Florida’s accountability system grades public schools A-F, based on a combination of student learning gains, test scores, improvement among the lowest 25 percent of achievers, and other indicators like high school graduation rates.

To qualify as a School of Excellence, a school would need to rank in the top fifth of its category — elementary, middle, high school or combination — based on the numerical score that determined its letter grade. It could keep the distinction for three years, as long as its school grade remained a B or higher.

Critics of the plan, including Joe Geller, D-Aventura, said it would undermine school district officials.

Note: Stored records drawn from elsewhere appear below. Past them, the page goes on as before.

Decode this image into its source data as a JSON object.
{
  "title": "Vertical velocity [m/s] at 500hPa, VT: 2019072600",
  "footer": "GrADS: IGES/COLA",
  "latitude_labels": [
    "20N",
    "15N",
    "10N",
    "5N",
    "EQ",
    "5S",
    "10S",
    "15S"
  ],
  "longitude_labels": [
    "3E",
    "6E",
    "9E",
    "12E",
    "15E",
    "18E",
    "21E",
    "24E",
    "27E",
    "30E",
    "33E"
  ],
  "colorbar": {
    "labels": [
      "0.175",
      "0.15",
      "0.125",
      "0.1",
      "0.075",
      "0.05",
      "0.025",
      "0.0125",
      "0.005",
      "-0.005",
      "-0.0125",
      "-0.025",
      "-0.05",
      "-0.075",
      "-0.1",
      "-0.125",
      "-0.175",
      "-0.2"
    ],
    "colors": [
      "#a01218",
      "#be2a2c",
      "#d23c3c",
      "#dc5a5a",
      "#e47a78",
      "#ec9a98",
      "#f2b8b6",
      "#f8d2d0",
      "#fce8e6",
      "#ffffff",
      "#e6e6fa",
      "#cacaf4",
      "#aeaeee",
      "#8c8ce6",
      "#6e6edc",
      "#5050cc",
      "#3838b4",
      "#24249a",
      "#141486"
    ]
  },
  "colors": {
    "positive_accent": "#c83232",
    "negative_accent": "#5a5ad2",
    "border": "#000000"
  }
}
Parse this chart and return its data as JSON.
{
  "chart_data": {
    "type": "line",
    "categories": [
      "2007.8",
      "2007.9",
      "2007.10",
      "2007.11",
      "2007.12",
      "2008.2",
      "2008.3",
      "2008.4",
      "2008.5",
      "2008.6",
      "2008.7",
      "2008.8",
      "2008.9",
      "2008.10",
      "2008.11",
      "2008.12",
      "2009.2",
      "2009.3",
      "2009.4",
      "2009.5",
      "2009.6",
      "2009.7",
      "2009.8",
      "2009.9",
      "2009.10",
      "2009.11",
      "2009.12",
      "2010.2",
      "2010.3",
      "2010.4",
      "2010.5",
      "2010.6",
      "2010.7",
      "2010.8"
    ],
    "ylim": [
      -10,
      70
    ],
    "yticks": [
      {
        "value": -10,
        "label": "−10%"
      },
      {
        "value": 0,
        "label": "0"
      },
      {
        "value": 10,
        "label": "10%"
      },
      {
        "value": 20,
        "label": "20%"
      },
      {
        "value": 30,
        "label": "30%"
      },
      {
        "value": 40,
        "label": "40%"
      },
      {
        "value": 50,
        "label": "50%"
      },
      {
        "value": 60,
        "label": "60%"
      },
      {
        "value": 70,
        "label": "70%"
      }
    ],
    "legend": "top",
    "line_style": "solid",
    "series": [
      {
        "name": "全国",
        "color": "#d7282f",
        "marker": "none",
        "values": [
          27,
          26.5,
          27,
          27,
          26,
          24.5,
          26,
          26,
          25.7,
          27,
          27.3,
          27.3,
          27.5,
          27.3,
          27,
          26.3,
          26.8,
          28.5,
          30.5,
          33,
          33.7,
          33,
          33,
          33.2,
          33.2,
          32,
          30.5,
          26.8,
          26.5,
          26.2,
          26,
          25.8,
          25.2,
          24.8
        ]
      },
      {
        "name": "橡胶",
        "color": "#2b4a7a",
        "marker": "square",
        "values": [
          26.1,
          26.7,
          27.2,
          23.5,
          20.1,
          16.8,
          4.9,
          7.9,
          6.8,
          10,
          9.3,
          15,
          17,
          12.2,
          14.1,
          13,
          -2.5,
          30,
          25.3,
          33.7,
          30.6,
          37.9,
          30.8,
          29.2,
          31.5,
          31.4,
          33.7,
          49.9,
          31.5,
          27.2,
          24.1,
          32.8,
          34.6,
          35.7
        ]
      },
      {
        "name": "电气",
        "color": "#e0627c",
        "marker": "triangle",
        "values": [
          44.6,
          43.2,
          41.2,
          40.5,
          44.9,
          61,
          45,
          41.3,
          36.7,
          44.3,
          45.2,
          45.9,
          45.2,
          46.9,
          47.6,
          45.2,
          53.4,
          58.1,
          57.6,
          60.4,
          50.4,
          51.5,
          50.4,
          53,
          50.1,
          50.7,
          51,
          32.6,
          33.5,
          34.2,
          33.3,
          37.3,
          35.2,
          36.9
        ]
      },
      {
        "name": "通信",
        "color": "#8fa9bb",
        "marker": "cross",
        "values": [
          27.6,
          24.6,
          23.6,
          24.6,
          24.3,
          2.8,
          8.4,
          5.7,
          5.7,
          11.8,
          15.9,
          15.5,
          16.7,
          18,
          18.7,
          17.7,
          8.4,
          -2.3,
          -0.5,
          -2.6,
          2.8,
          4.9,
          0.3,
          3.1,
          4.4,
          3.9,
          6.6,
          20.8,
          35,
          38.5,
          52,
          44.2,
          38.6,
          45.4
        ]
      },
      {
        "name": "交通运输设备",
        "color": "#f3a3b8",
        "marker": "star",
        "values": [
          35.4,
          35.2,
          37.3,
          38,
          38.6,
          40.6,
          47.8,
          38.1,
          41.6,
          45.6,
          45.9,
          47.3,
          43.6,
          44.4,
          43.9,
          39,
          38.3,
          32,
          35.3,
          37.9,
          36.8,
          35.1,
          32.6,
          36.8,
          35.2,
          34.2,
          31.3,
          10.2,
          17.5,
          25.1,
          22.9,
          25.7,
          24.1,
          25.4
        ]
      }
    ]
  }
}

“We have legislation that’s taking away the ability of school boards to work with the lower-performing schools, and now here, we’re trying to cherry-pick, and take off the highest-performing schools, and put them in a situation where the superintendents and the school boards are no longer in control,” he said. “We have to do something for these local elected officials. We consistently are undermining their role.”

A branch of the education reform movement has long advocated what Geller decried. Supporters of “relinquishment” believe in transferring power from district officials to educators.

Charter schools, publicly sanctioned but privately run, are often seen as central to the concept. But beyond a few outlier jurisdictions, like New Orleans, where charters now comprise a majority of public schools, relinquishment advocates may have to find other mechanisms.

With its principal autonomy program to turn around low-performing schools, and, potentially, Schools of Excellence, Florida could return greater control to educators in its traditional public schools.

The bill passed the House on an 86-33 vote, with opposition coming from Democrats. Some Democrats backed the bill, including one from Pinellas County and a few from Broward. Superintendents in those districts participate in the principal autonomy program.

Rep. Byron Donalds, R-Naples, helped found a Southwest Florida charter school. He said the deregulation program would allow top principals to showcase their schools to other educators in their districts, who could learn from them.

Lawmakers, he said, should get out of their way.

“If you have leadership in those schools that have demonstrated that they can excel, they should have the flexibility to continue to lead these good schools,” he said. “They shouldn’t have additional restraints from this body or from school districts.”

The measure now faces an uncertain path in the Senate, where a measure by Jeff Brandes, R-St. Petersburg, has coasted through two committee votes but faces a time squeeze as the May 5 end of the legislative session looms.

Charter Schools, National Education Legislation & Policy


  1. Stickler Mykonos

    Are there any downsides to this proposal?

    What happens if a school qualifies, builds something outside the codes, and then falls back down below the threshold to qualify though.

    • The building code loosening is a separate measure that would apply to ALL traditional public schools.

      The Schools of Excellence bill deals only with administrative flexibility.

  2. Good news for a change. Give educators and parents more control, not boards and administrators.